The President's Column

by Charlton Heston

(Reprinted from the "American Rifleman", an NRA Publication)

As you surely know by now, several U.S. cities have filed lawsuits against American firearms manufacturers, and dozens more are reportedly considering filing lawsuits of their own. I say it's time to meet these political profiteers and ambulance-chasing trial attorneys head-on. Our most potent weapon is the truth: Guns make society safer. They save cities far more tears and treasure than criminals with guns could ever cost.

Instead of suing the firearms industry for the costs of criminal violence, if anything, those mayors should pay gunmakers for the peace-dividend savings that gun ownership affords.

So let's set the record straight with a look at just a few of the lifesaving, public-fund-preserving, society-safeguarding, quality-of-life-improving, countless daily decisive contributions that firearms ownership makes to our society.

Award-winning criminologist Dr. Gary Kleck, of Florida State University, has calculated that Americans use firearms to stop criminal attacks--usually without firing a shot--up to 2.5 million times each year. Comparing that statistic with the number of crimes committed with guns, he concluded that ''the best available evidence indicates that Americans use firearms three to five times as often for defensive purposes as for criminal purposes.''

That raises critical questions someone should demand these mayors and their lawyers answer: How many innocents aren't murdered, how many daughters aren't raped, how many storekeepers aren't robbed and how many pensioners aren't beaten to death simply because they own the lifesaving tools produced by the American firearms industry?

If you want living, breathing proof, just look at ‘‘The Armed Citizen’’ section of this magazine each month, and its dozens of crimes prevented, victims protected and tragedies averted. They represent many more that don't make it into the news each day.

How many lives are saved in total? We can never know for sure. After all, most of the time, no one is hurt, no shot is fired and no police report is ever filed. And even when the incident is reported to police, the media generally ignore it since it undercuts their gun-ban agenda.

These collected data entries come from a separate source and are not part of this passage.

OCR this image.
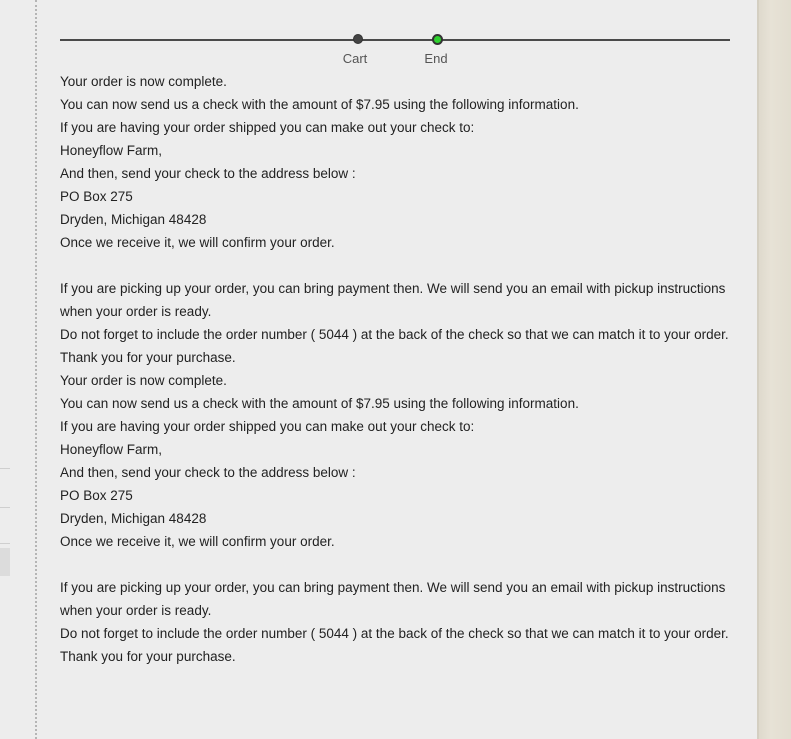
Cart	End

Your order is now complete.

You can now send us a check with the amount of $7.95 using the following information.

If you are having your order shipped you can make out your check to:

Honeyflow Farm,

And then, send your check to the address below :

PO Box 275

Dryden, Michigan 48428

Once we receive it, we will confirm your order.

If you are picking up your order, you can bring payment then. We will send you an email with pickup instructions when your order is ready.

Do not forget to include the order number ( 5044 ) at the back of the check so that we can match it to your order.

Thank you for your purchase.

Your order is now complete.

You can now send us a check with the amount of $7.95 using the following information.

If you are having your order shipped you can make out your check to:

Honeyflow Farm,

And then, send your check to the address below :

PO Box 275

Dryden, Michigan 48428

Once we receive it, we will confirm your order.

If you are picking up your order, you can bring payment then. We will send you an email with pickup instructions when your order is ready.

Do not forget to include the order number ( 5044 ) at the back of the check so that we can match it to your order.

Thank you for your purchase.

But look at the facts. Of those 2.5 million citizens who used a gun to stop a crime, Kleck found that 17 per-cent--or roughly 400,000--believed that without the firearm, someone would have been killed. How many fewer innocent lives lost would that translate to in the average U.S. city? And how much money does it save for city coffers--money now used to sue the very industry that makes such savings possible?

You don't have to be a genius to know that criminals prefer defenseless victims. In fact, a National Institute of Justice survey of imprisoned felons found that the one thing criminals fear most isn't police, prosecution or imprisonment--but a victim who turns out to be armed. If there's even a chance of that, predators think twice.

So the bigger question is this: How many citizens aren't murdered, raped, robbed or assaulted not because they're armed but because criminals can't tell who's armed and who isn't.

Researchers John Lott and David Mustard of the University of Chicago tried to figure that out. They examined FBI crime statistics for all 3,054 American counties from 1977 to 1992 to understand how ''shall issue,'' Right-To-Carry firearms laws affected crime rates. Their findings:

If the states without "shall issue" concealed firearms laws had adopted them in 1992, approximately 1,500 murders, 4,000 rapes, 12,000 robberies and 60,000 aggravated assaults could have been prevented each year.

As this is written, Miami is waging a lawsuit against gun manufacturers, but the fact is that firearms have made Miami safer. Florida passed a shall-issue, right-to-carry law in 1987. Its effect on violent crime was immediate and impressive.

So let's demand that these money-hungry mayors and trial attorney vultures stop playing political games with lawsuits against Second Amendment freedom. Let's make them face the bottom-line truth: Exercising the right to keep and bear arms makes their citizens safer.